A key text concerning anxiety comes from Jesus in Matthew 6: “Therefore I tell you, do not be anxious about your life, what you will eat or what you will drink, nor about your body, what you will put on. Is not life more than food, and the body more than clothing?…But seek first the kingdom of God and his righteousness, and all these things will be added to you.” Have faith. The birds of the air and the lillies of the field do not worry, and we are far more valuable to God than such things. For Bridges, anxiety is sin because it is the opposite of the kind of deep trust in God which should mark the Christian life. To engage in anxiety about situations in our lives is to disbelieve that God is providentially in control of our lives: “…we tend to focus on the immediate causes of anxiety rather than remembering that those immediate causes are under the sovereign control of God.”

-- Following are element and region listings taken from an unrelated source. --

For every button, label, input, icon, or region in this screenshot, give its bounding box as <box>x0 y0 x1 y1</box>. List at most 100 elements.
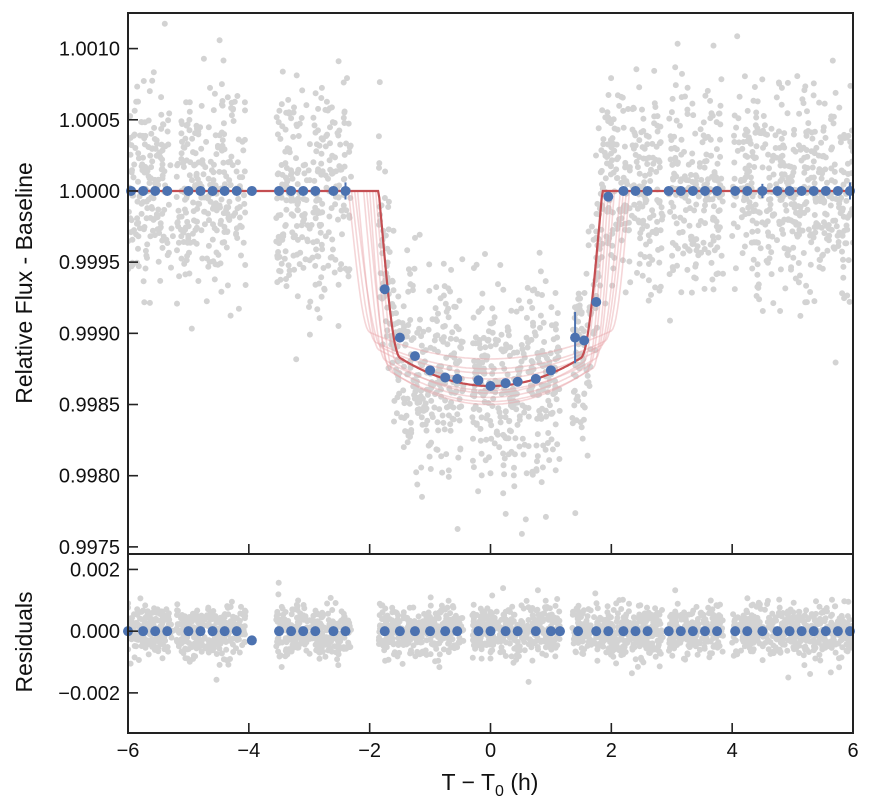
binned-point-25 <box>512 376 523 387</box>
residual-point-39 <box>712 626 723 637</box>
model-sample-curve-8 <box>128 190 853 394</box>
binned-point-34 <box>642 185 653 196</box>
binned-point-17 <box>394 332 405 343</box>
top-y-tick-label-5: 0.9985 <box>59 395 120 417</box>
residual-raw-segment-5 <box>569 590 666 677</box>
top-raw-data-layer <box>128 20 853 537</box>
residual-point-27 <box>545 626 556 637</box>
residual-point-20 <box>440 626 451 637</box>
binned-point-22 <box>473 375 484 386</box>
model-sample-curve-2 <box>128 190 853 380</box>
residuals-y-axis-label: Residuals <box>11 592 37 693</box>
residual-point-7 <box>219 626 230 637</box>
model-sample-curve-7 <box>128 190 853 403</box>
model-samples-layer <box>128 189 853 406</box>
residual-raw-segment-7 <box>729 595 853 681</box>
residual-binned-data-layer <box>123 626 855 646</box>
binned-point-3 <box>162 185 173 196</box>
best-fit-model-curve <box>128 189 853 388</box>
residual-point-5 <box>195 626 206 637</box>
residual-raw-segment-6 <box>666 587 726 663</box>
residual-point-25 <box>512 626 523 637</box>
residual-point-40 <box>730 626 741 637</box>
top-y-tick-label-7: 0.9975 <box>59 537 120 559</box>
axes-layer: −6 −4 −2 0 2 4 6 1.0010 1.0005 1.0000 0.9995 0.9990… <box>58 12 859 762</box>
x-axis-label-units: (h) <box>504 769 539 795</box>
raw-data-segment-4 <box>469 249 563 537</box>
binned-point-2 <box>150 185 161 196</box>
residual-point-38 <box>699 626 710 637</box>
residual-point-37 <box>687 626 698 637</box>
residual-point-3 <box>162 626 173 637</box>
residual-raw-segment-1 <box>173 598 249 683</box>
residual-point-2 <box>150 626 161 637</box>
binned-point-20 <box>440 372 451 383</box>
residual-point-31 <box>603 626 614 637</box>
binned-point-40 <box>730 185 741 196</box>
binned-point-43 <box>772 185 783 196</box>
residual-point-47 <box>820 626 831 637</box>
residual-point-22 <box>473 626 484 637</box>
binned-point-41 <box>742 185 753 196</box>
binned-point-5 <box>195 185 206 196</box>
residual-raw-segment-2 <box>273 579 354 670</box>
binned-point-26 <box>530 373 541 384</box>
residual-point-48 <box>832 626 843 637</box>
binned-point-24 <box>500 378 511 389</box>
binned-point-7 <box>219 185 230 196</box>
residual-point-35 <box>663 626 674 637</box>
top-y-tick-label-3: 0.9995 <box>59 252 120 274</box>
residual-point-14 <box>328 626 339 637</box>
x-axis-label-subscript: 0 <box>495 783 504 800</box>
raw-data-segment-3 <box>375 79 467 532</box>
residual-point-36 <box>675 626 686 637</box>
bottom-y-tick-label-1: 0.000 <box>70 621 120 643</box>
raw-data-segment-7 <box>729 33 853 366</box>
x-tick-label-3: 0 <box>485 740 496 762</box>
residual-point-11 <box>286 626 297 637</box>
residual-point-8 <box>231 626 242 637</box>
raw-data-segment-6 <box>666 40 726 324</box>
residual-point-45 <box>796 626 807 637</box>
binned-point-8 <box>231 185 242 196</box>
binned-point-38 <box>699 185 710 196</box>
binned-point-44 <box>784 185 795 196</box>
raw-data-segment-5 <box>569 66 666 517</box>
binned-point-37 <box>687 185 698 196</box>
residual-point-15 <box>340 626 351 637</box>
top-y-axis-label: Relative Flux - Baseline <box>11 162 37 404</box>
residual-point-16 <box>379 626 390 637</box>
binned-point-47 <box>820 185 831 196</box>
binned-point-9 <box>246 185 257 196</box>
bottom-y-tick-label-2: −0.002 <box>58 683 120 705</box>
residual-point-44 <box>784 626 795 637</box>
top-y-tick-label-4: 0.9990 <box>59 323 120 345</box>
top-y-tick-label-2: 1.0000 <box>59 181 120 203</box>
bottom-y-tick-label-0: 0.002 <box>70 559 120 581</box>
residual-point-13 <box>310 626 321 637</box>
residual-point-24 <box>500 626 511 637</box>
top-binned-data-layer <box>126 182 855 392</box>
x-tick-label-6: 6 <box>847 740 858 762</box>
residual-point-26 <box>530 626 541 637</box>
binned-point-21 <box>452 373 463 384</box>
residual-point-19 <box>425 626 436 637</box>
binned-point-12 <box>298 185 309 196</box>
binned-point-27 <box>545 365 556 376</box>
residual-point-6 <box>207 626 218 637</box>
residual-point-41 <box>742 626 753 637</box>
top-y-tick-label-6: 0.9980 <box>59 466 120 488</box>
residual-point-10 <box>274 626 285 637</box>
x-axis-label: T − T0 (h) <box>442 769 539 800</box>
raw-data-segment-1 <box>173 37 249 332</box>
raw-data-segment-2 <box>273 58 354 363</box>
x-tick-label-4: 2 <box>606 740 617 762</box>
residual-point-34 <box>642 626 653 637</box>
raw-data-segment-0 <box>128 20 176 306</box>
binned-point-45 <box>796 185 807 196</box>
binned-point-15 <box>340 185 351 196</box>
x-tick-label-5: 4 <box>727 740 738 762</box>
binned-point-10 <box>274 185 285 196</box>
binned-point-31 <box>603 191 614 202</box>
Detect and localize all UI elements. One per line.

Frustration varies from anxiety because it “usually involves being upset or even angry at whatever or whoever is blocking our plans.” To battle this sin, Bridges turns to Psalm 139:16: “All the days ordained for me were written in your book before one of them came to be.” To say that our days are ordained is also to say that none of the occurrences of our days is a surprise to God; he is working out his purposes for our lives through all of the things we experience on a day-to-day basis. Living with faith means, in part, asking God “if there is something I need to learn, or if there is something I need to be attentive to. Sometimes God uses events that tempt us toward frustration to get our attention, or even to push us further in an area we need to grow in.”
I think that we need to exhibit balance in this teaching. On the one hand, we should be vigilant against sinful varieties of anxiety and frustration. If these things lead us to anger towards God or a failure of love towards neighbor, then we know that we have crossed the boundary. On the other hand, anxiety and frustration will follow us all to some extent through life in a fallen world. And for this kind of anxiety, the answer is not so much forgiveness from God as it is healing from God. The good news is that God can bring this healing into our lives, even as he can forgive us for our sinful anxiety and frustration.
Does it challenge you personally to conceive of anxiety and frustration as sin? Why or why not? Have you clearly experienced sinful forms of these common things? What helpful tips have you developed to help you when you are experiencing anxiety?